I walked around with drains for a little under two weeks, which is the worst. Things hanging out of you and draining bloody fluid from you; it’s not a good look. My doctor put in what are called tissue expanders, so every week it was like a new puberty where she would stick more saline into my fake breasts and they would get gradually bigger.
And then I had radiation with the expanders in place. That was 28 rounds, 5 days a week. Radiation was physically easier but mentally exhausting because you had to be there every day even though you were so ready to be done with all of the cancer stuff, and yet you still had to come back to this place every day and lay on the table and get shot up with radioactive particles.
If you are lucky enough to make it through to the other side, and if you ring your bell and they declare you cancer free and walk out of there and instead of feeling grateful and happy, you feel sad and scared and lost, just know that that actually happens to all of us.

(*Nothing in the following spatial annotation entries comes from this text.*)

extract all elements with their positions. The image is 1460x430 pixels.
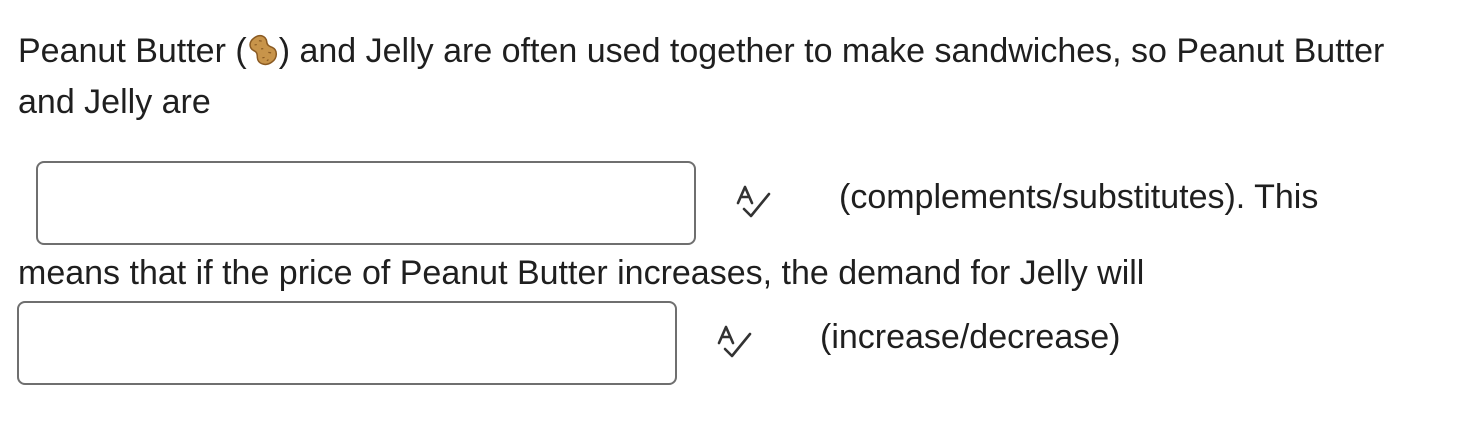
- middle-text: means that if the price of Peanut Butter…: [18, 254, 1145, 292]
- answer-hint-2: (increase/decrease): [820, 318, 1121, 356]
- spell-check-icon-2[interactable]: [715, 323, 755, 363]
- answer-input-1[interactable]: [36, 161, 696, 245]
- answer-hint-1: (complements/substitutes). This: [839, 178, 1319, 216]
- spell-check-icon[interactable]: [734, 183, 774, 223]
- peanut-icon: [248, 34, 277, 66]
- answer-input-2[interactable]: [17, 301, 677, 385]
- question-text-start: Peanut Butter (: [18, 32, 247, 70]
- question-text: Peanut Butter ( ) and Jelly are often us…: [18, 26, 1448, 128]
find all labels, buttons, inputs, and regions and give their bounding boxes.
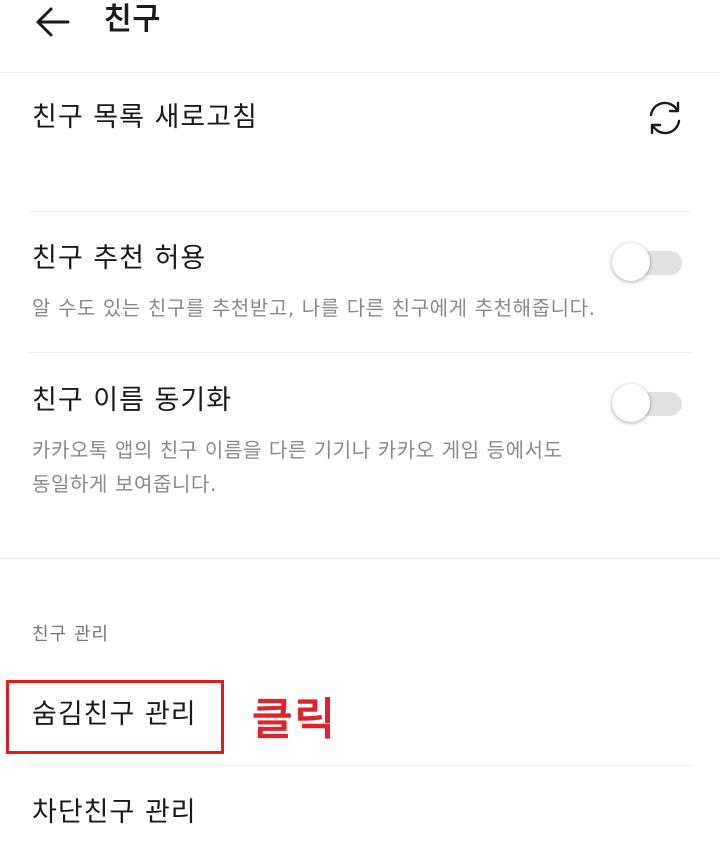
refresh-icon [649,101,681,135]
name-sync-description-line2: 동일하게 보여줍니다. [32,472,217,496]
click-annotation: 클릭 [252,694,337,745]
divider [28,211,692,212]
recommend-description: 알 수도 있는 친구를 추천받고, 나를 다른 친구에게 추천해줍니다. [32,296,596,320]
refresh-button[interactable] [643,96,687,140]
name-sync-toggle[interactable] [612,383,682,423]
divider [28,765,692,766]
refresh-friends-label[interactable]: 친구 목록 새로고침 [32,100,258,136]
blocked-friends-item[interactable]: 차단친구 관리 [32,795,197,831]
arrow-left-icon [36,7,70,37]
name-sync-description-line1: 카카오톡 앱의 친구 이름을 다른 기기나 카카오 게임 등에서도 [32,438,563,462]
divider [28,352,692,353]
highlight-box [6,680,224,754]
toggle-knob [612,243,650,281]
section-label-friend-management: 친구 관리 [32,624,109,645]
page-title: 친구 [104,2,162,37]
app-header: 친구 [0,0,720,73]
back-button[interactable] [30,2,76,42]
section-divider [0,558,720,559]
recommend-toggle[interactable] [612,242,682,282]
recommend-label: 친구 추천 허용 [32,243,207,274]
toggle-knob [612,384,650,422]
name-sync-label: 친구 이름 동기화 [32,385,233,416]
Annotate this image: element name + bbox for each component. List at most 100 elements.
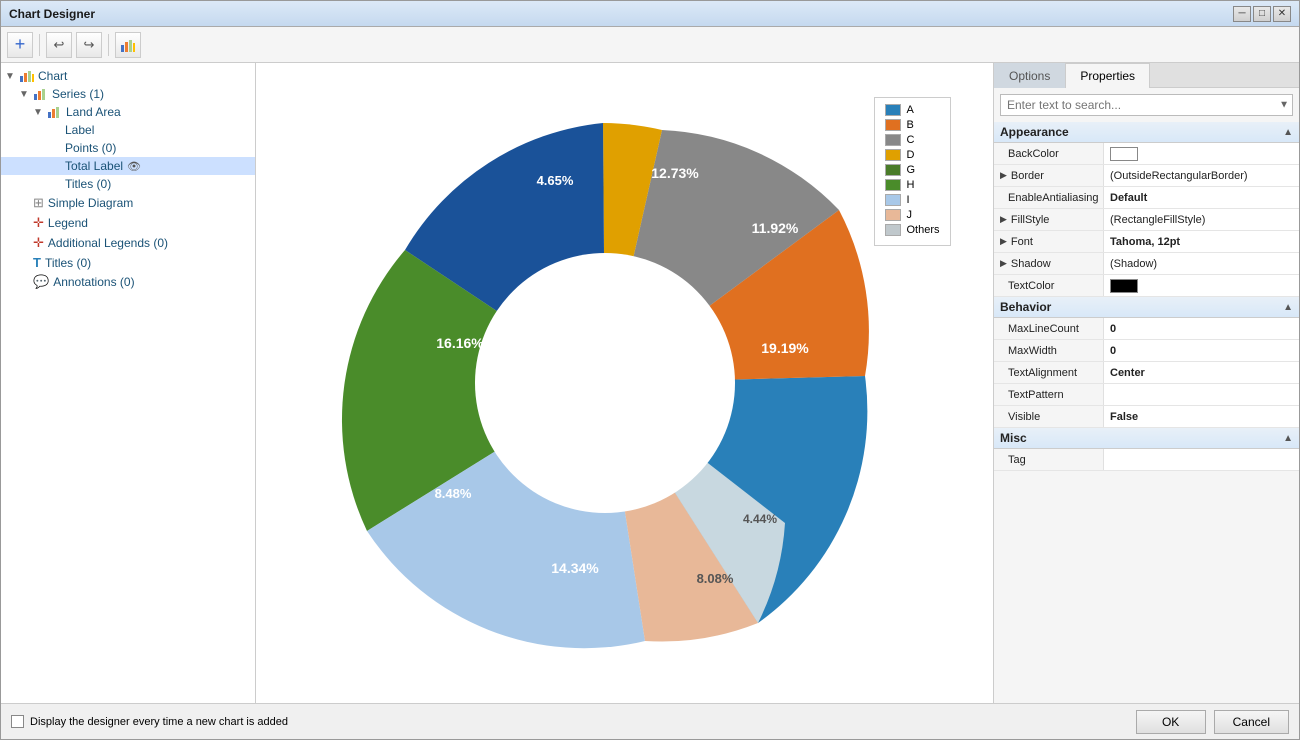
legend-item-c: C — [885, 134, 939, 146]
add-legends-icon: ✛ — [33, 235, 44, 251]
prop-tag-name: Tag — [994, 449, 1104, 470]
annotations-label: Annotations (0) — [53, 275, 134, 289]
section-appearance-header[interactable]: Appearance ▲ — [994, 122, 1299, 143]
tree-item-chart[interactable]: ▼ Chart — [1, 67, 255, 85]
tree-item-legend[interactable]: ✛ Legend — [1, 213, 255, 233]
search-box: ▼ — [1000, 94, 1293, 116]
tree-item-land-area[interactable]: ▼ Land Area — [1, 103, 255, 121]
bottom-bar: Display the designer every time a new ch… — [1, 703, 1299, 739]
border-expand-arrow: ▶ — [1000, 170, 1007, 181]
cancel-button[interactable]: Cancel — [1214, 710, 1289, 734]
prop-font-value[interactable]: Tahoma, 12pt — [1104, 231, 1299, 252]
add-button[interactable]: + — [7, 32, 33, 58]
legend-item-g: G — [885, 164, 939, 176]
chart-area: 19.19% 11.92% 12.73% 4.65% 16.16% 8.48% … — [256, 63, 994, 703]
prop-border-value[interactable]: (OutsideRectangularBorder) — [1104, 165, 1299, 186]
tree-item-additional-legends[interactable]: ✛ Additional Legends (0) — [1, 233, 255, 253]
prop-back-color-value[interactable] — [1104, 143, 1299, 164]
series-node-label: Series (1) — [52, 87, 104, 101]
legend-color-b — [885, 119, 901, 131]
collapse-behavior-icon: ▲ — [1283, 302, 1293, 313]
back-color-swatch[interactable] — [1110, 147, 1138, 161]
prop-antialiasing-value: Default — [1104, 187, 1299, 208]
tree: ▼ Chart ▼ — [1, 63, 255, 296]
prop-tag-value[interactable] — [1104, 449, 1299, 470]
minimize-button[interactable]: ─ — [1233, 6, 1251, 22]
legend-item-i: I — [885, 194, 939, 206]
prop-antialiasing-name: EnableAntialiasing — [994, 187, 1104, 208]
prop-shadow: ▶Shadow (Shadow) — [994, 253, 1299, 275]
section-behavior: Behavior ▲ MaxLineCount 0 MaxWidth 0 Tex… — [994, 297, 1299, 428]
prop-textpattern-name: TextPattern — [994, 384, 1104, 405]
legend-label-i: I — [906, 194, 909, 206]
legend-item-d: D — [885, 149, 939, 161]
simple-diagram-icon: ⊞ — [33, 195, 44, 211]
close-button[interactable]: ✕ — [1273, 6, 1291, 22]
redo-button[interactable]: ↪ — [76, 32, 102, 58]
tree-item-titles-land[interactable]: Titles (0) — [1, 175, 255, 193]
section-behavior-label: Behavior — [1000, 300, 1051, 314]
prop-textpattern-value[interactable] — [1104, 384, 1299, 405]
tree-item-label-node[interactable]: Label — [1, 121, 255, 139]
expand-icon-land: ▼ — [33, 107, 47, 118]
prop-textcolor-name: TextColor — [994, 275, 1104, 296]
ok-button[interactable]: OK — [1136, 710, 1206, 734]
tree-item-total-label[interactable]: Total Label 👁 — [1, 157, 255, 175]
undo-button[interactable]: ↩ — [46, 32, 72, 58]
pct-h: 8.48% — [434, 486, 471, 501]
properties-content: Appearance ▲ BackColor ▶Border (Outside — [994, 122, 1299, 703]
chart-node-icon — [19, 69, 35, 83]
expand-icon-series: ▼ — [19, 89, 33, 100]
legend-node-label: Legend — [48, 216, 88, 230]
section-appearance-label: Appearance — [1000, 125, 1069, 139]
tree-item-annotations[interactable]: 💬 Annotations (0) — [1, 272, 255, 292]
prop-fillstyle-value[interactable]: (RectangleFillStyle) — [1104, 209, 1299, 230]
simple-diagram-label: Simple Diagram — [48, 196, 133, 210]
chart-node-label: Chart — [38, 69, 67, 83]
shadow-expand-arrow: ▶ — [1000, 258, 1007, 269]
legend-label-j: J — [906, 209, 912, 221]
legend-item-others: Others — [885, 224, 939, 236]
tab-options[interactable]: Options — [994, 63, 1065, 88]
maximize-button[interactable]: □ — [1253, 6, 1271, 22]
fillstyle-expand-arrow: ▶ — [1000, 214, 1007, 225]
eye-icon[interactable]: 👁 — [127, 160, 141, 173]
pct-c: 12.73% — [651, 165, 699, 181]
prop-border: ▶Border (OutsideRectangularBorder) — [994, 165, 1299, 187]
tree-item-series[interactable]: ▼ Series (1) — [1, 85, 255, 103]
legend-color-h — [885, 179, 901, 191]
legend-item-j: J — [885, 209, 939, 221]
pct-others: 4.44% — [742, 512, 776, 526]
tree-item-titles-root[interactable]: T Titles (0) — [1, 253, 255, 272]
prop-shadow-value[interactable]: (Shadow) — [1104, 253, 1299, 274]
prop-textalignment: TextAlignment Center — [994, 362, 1299, 384]
section-appearance: Appearance ▲ BackColor ▶Border (Outside — [994, 122, 1299, 297]
prop-antialiasing: EnableAntialiasing Default — [994, 187, 1299, 209]
donut-chart: 19.19% 11.92% 12.73% 4.65% 16.16% 8.48% … — [285, 83, 925, 673]
prop-back-color-name: BackColor — [994, 143, 1104, 164]
separator-1 — [39, 34, 40, 56]
series-node-icon — [33, 87, 49, 101]
tree-item-simple-diagram[interactable]: ⊞ Simple Diagram — [1, 193, 255, 213]
annotations-icon: 💬 — [33, 274, 49, 290]
titles-root-icon: T — [33, 255, 41, 270]
tree-item-points[interactable]: Points (0) — [1, 139, 255, 157]
bottom-bar-right: OK Cancel — [1136, 710, 1289, 734]
prop-visible: Visible False — [994, 406, 1299, 428]
designer-checkbox[interactable] — [11, 715, 24, 728]
chart-button[interactable] — [115, 32, 141, 58]
prop-back-color: BackColor — [994, 143, 1299, 165]
pct-a: 19.19% — [761, 340, 809, 356]
chart-icon — [120, 37, 136, 53]
prop-maxwidth: MaxWidth 0 — [994, 340, 1299, 362]
search-input[interactable] — [1000, 94, 1293, 116]
prop-textcolor-value[interactable] — [1104, 275, 1299, 296]
text-color-swatch[interactable] — [1110, 279, 1138, 293]
section-behavior-header[interactable]: Behavior ▲ — [994, 297, 1299, 318]
designer-checkbox-label: Display the designer every time a new ch… — [30, 716, 288, 728]
legend-label-g: G — [906, 164, 915, 176]
pct-g: 16.16% — [436, 335, 484, 351]
tab-properties[interactable]: Properties — [1065, 63, 1150, 88]
legend-color-c — [885, 134, 901, 146]
section-misc-header[interactable]: Misc ▲ — [994, 428, 1299, 449]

There are a lot of misconceptions about what ‘survivorship’ is like. After losing that sense of safety and the feeling that you had plenty of time in life, when they tell you that you can go home, you might find your trust in that has been shaken. You’ll probably need some therapy. And that’s okay, we all need therapy. Even if you haven’t had cancer, you probably need therapy.
Even if you haven’t had cancer, you probably need therapy.
On The Breasties:
The Breasties was pretty new when I first found them. I found them through social media. Finally, they were having a meet up somewhere pretty close to where I lived.
I took a couple laps around the block. I was about to walk into a room full of strangers and talk about the worst thing that ever happened to me.
Once I walked in, it was the best experience. Everybody in that room had some similar kind of journey. Even if they were previvors, they had lost their mothers or were otherwise intimately familiar with cancer. I had been in a pretty rough place dealing with the aftermath and survivorship. After meeting all of these women, felt kind of light again for the first time in a while.
I think the advice I would give someone is to get a lot of opinions on your care. Not too many, but 2 maybe 3 solid perspectives on what you should do. And if there are questions in your treatment, ‘Should I do this?’ or ‘Should I do that?’ It’s obviously very personal, but err on the side of doing more. You will never regret doing more to save your own life.
You really need to find a group of people who understand. As much as your family and your friends can be your rock and they can be there for you, there is nothing that compares to someone who looks at you and goes, ‘I know exactly how you feel.’ Because they actually, truly do.
There is nothing that compares to someone who looks at you and goes, ‘I know exactly how you feel.’ Because they actually, truly do.